The Court held that the proviso excluding a disqualified driver from the class of authorized persons in the policy was not a condition but a definition limiting the type of person who was authorized to drive. It was further held that the effect of sections 4 and 5 of the Act was that a statutory duty was imposed upon, inter alia, the owner of the vehicle to cover by insurance any liability which the owner might incur in respect of injury to third parties arising from the use of the vehicle on the road by such person, persons or classes of persons as may be specified in the policy.

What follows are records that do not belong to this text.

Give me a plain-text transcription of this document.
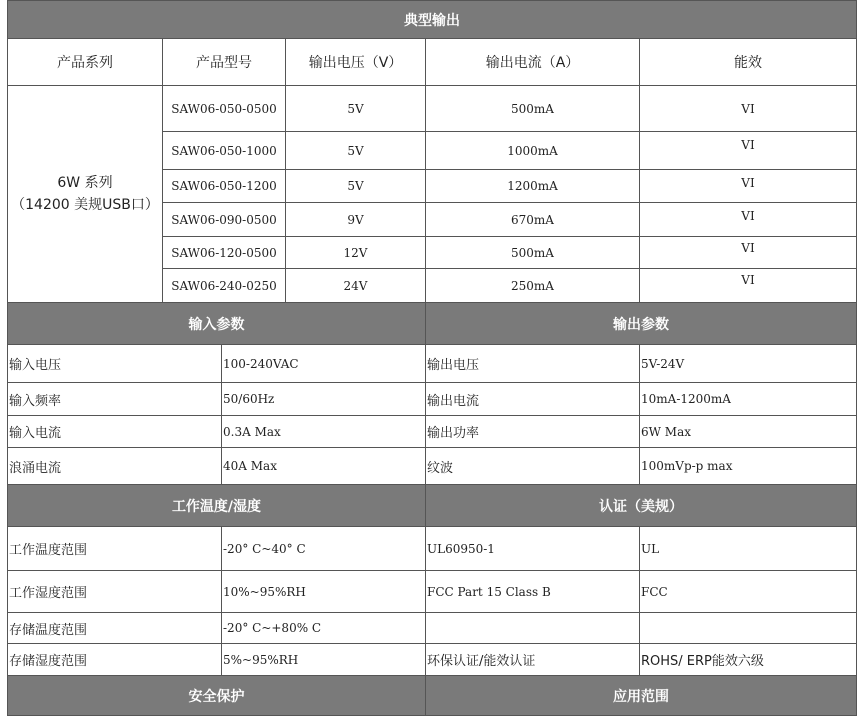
典型输出					
产品系列	产品型号		输出电压（V）	输出电流（A）	能效

6W 系列
（14200 美规USB口）	SAW06-050-0500		5V	500mA	VI
	SAW06-050-1000		5V	1000mA	VI
	SAW06-050-1200		5V	1200mA	VI
	SAW06-090-0500		9V	670mA	VI
	SAW06-120-0500		12V	500mA	VI
	SAW06-240-0250		24V	250mA	VI
输入参数				输出参数	
输入电压		100-240VAC		输出电压	5V-24V
输入频率		50/60Hz		输出电流	10mA-1200mA
输入电流		0.3A Max		输出功率	6W Max
浪涌电流		40A Max		纹波	100mVp-p max
工作温度/湿度				认证（美规）	
工作温度范围		-20° C~40° C		UL60950-1	UL
工作湿度范围		10%~95%RH		FCC Part 15 Class B	FCC
存储温度范围		-20° C~+80% C			
存储湿度范围		5%~95%RH		环保认证/能效认证	ROHS/ ERP能效六级
安全保护				应用范围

The Cross case has no relevance to this case.

       The learned judge dealt with the submissions of counsel at length but did not discuss the important aspects of the Act which have a very substantial bearing on the issues in this appeal. Unfortunately her judgment does not help us much.

She says:

"On my own interpretation of clause 9 use in connection with the insured's business and use for the carriage of passengers in connection with the insured's business clearly covers the respondent as the word business was not qualified to exclude matatu business. If an owner carries on matatu business then it is his own business."

      The learned judge failed to consider the effect of the second proviso to section 5 of the Act. We have already dealt with the same and no further elaboration is necessary.

      The appeal must be allowed on the first ground in the memorandum of appeal but as there is a certain amount of uncertainty in the profession as to whether or not a declaratory suit, such as was filed in the Senior Principal Magistrate's Court, could be filed in the magistrate's court we find it necessary to deal with the point. Mrs. Nyaundi for the appellant argued that it was a matter of notoriety that such cases can only be filed in the High Court. She quoted no authorities to support her proposition. It is true that there is such a general belief as urged by Mrs. Nyaundi. But that is not correct. Section 3(1)(c) of the Judicature Act, Cap. 8 Laws of Kenya, gives the High Court and all subordinate courts power to exercise jurisdiction in conformity with the substance of the common law, the doctrines of equity and the statutes of general application in force in England on the 12th August, 1897.

        "Court" as defined in the Civil Procedure Act means the High Court or a subordinate court, acting in the exercise of its civil jurisdiction.

    "Suit" as defined in the Civil Procedure Act means all civil proceedings commenced in any manner prescribed.

Order II rule 7 of the Civil Procedure Rules reads:

"7.No suit shall be open to objection on the ground that a merely declaratory judgment or order is sought thereby, and the court may make a binding declaration of right whether any consequential relief is or could be claimed or not."

        As "Court" includes a subordinate court it has jurisdiction to make a declaratory order such as was sought by the respondent, provided the value of the subject-matter is within the jurisdiction of that court.

      For these reasons this appeal succeeds and is allowed.

The judgment and order of Nambuye J. dated 9.10.96 is set aside and substituted with an order allowing the appellant's Civil Appeal No. 12 of 1998 with costs and in effect dismissing also with costs the respondent's suit Eldoret S.R.M. C.C. NO. 1163 of 1993. Costs of this appeal to the appellant.

Dated and delivered at Nakuru this 26th day of February, 1999.

J.E. GICHERU

.................

JUDGE OF APPEAL

R.O. KWACH

.................

JUDGE OF APPEAL

A.B. SHAH

.................

JUDGE OF APPEAL

I certify that this is a true copy of the original.